Task type token routing is a simple yet effective trick: Appending \(\tau\) at the end allows switching heads on a shared backbone with near-zero inference cost while separating heterogeneous loss landscapes.
Triple-track evaluation exposes "evaluator hallucination": Comparing STS, model scores, and expert scores side-by-side explicitly shows the departure of LLM judges from professional accuracy.
Honest disclosure of general model strengths: The authors admit GPT-4.1's superiority in some extraction tasks (SE), which strengthens the credibility of their argument regarding the value of specialized models in regression.

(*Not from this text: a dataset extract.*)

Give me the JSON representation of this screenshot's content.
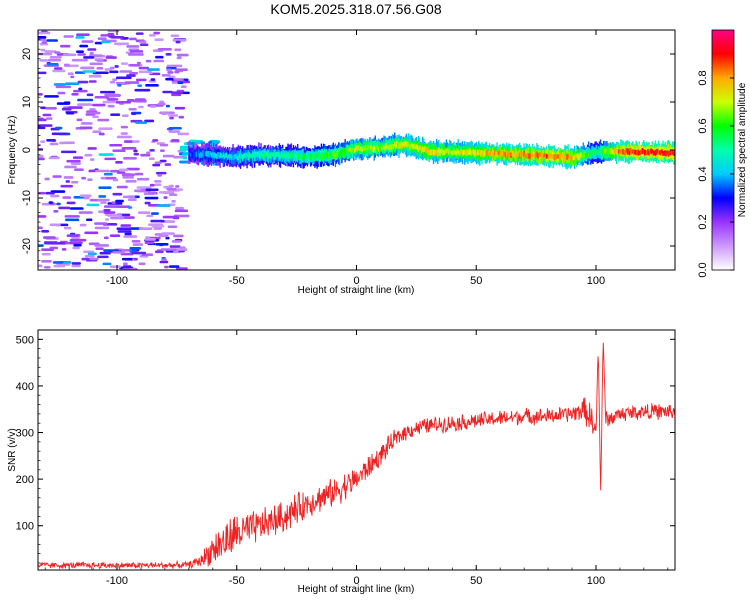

Limitations & Future Work¶

Knowledge scope constraints: Capabilities are limited by CatalystBench coverage; accuracy drops for out-of-distribution materials.
Model scale: 7B is a trade-off; larger models might show stronger reasoning but scaling behavior was not tested here.
Literature bias: Inclusion of published literature may amplify focus on "hot" topics and ignore niche systems.
Evaluation dependence: Data construction and semantic evaluation still utilize closed-source models (GPT-4o), risking circular dependence and bias.
Future Work: Plan to expand more catalysis systems, enhance downstream reasoning, and embed the model into a "prediction-synthesis-characterization" closed-loop framework.

vs. Knowledge-based Chemistry Benchmarks (ChemBench / MaScQA): These use textbook/exam questions; CatalystBench focuses on experimental synthesis and real design stages.
vs. Prediction/Reasoning Benchmarks (LLM4Mat-Bench / ChemCoTBench): CatalystBench uniquely tests quantitative regression, qualitative classification, and open explanation in a unified framework.
vs. Domain LLMs (ChemLLM / Darwin1.5): Previous models often used unified output styles with limited regression gains; CatalystLLM’s multi-head architecture handles mixed tasks without mutual interference.

Rating¶

Novelty: ⭐⭐⭐⭐ First multi-task benchmark for catalysis science + systematic validation of MFT in the field.
Experimental Thoroughness: ⭐⭐⭐⭐ Coverage of 8 tasks, 12 metrics, multiple baselines, and ablation studies; scaling behaviors not explored.
Writing Quality: ⭐⭐⭐⭐ Clear motivation and structure; minor reliance on appendices for detail.
Value: ⭐⭐⭐⭐ Provides a rare evaluation framework and open-source model for catalysis; clear guidance on regression weaknesses.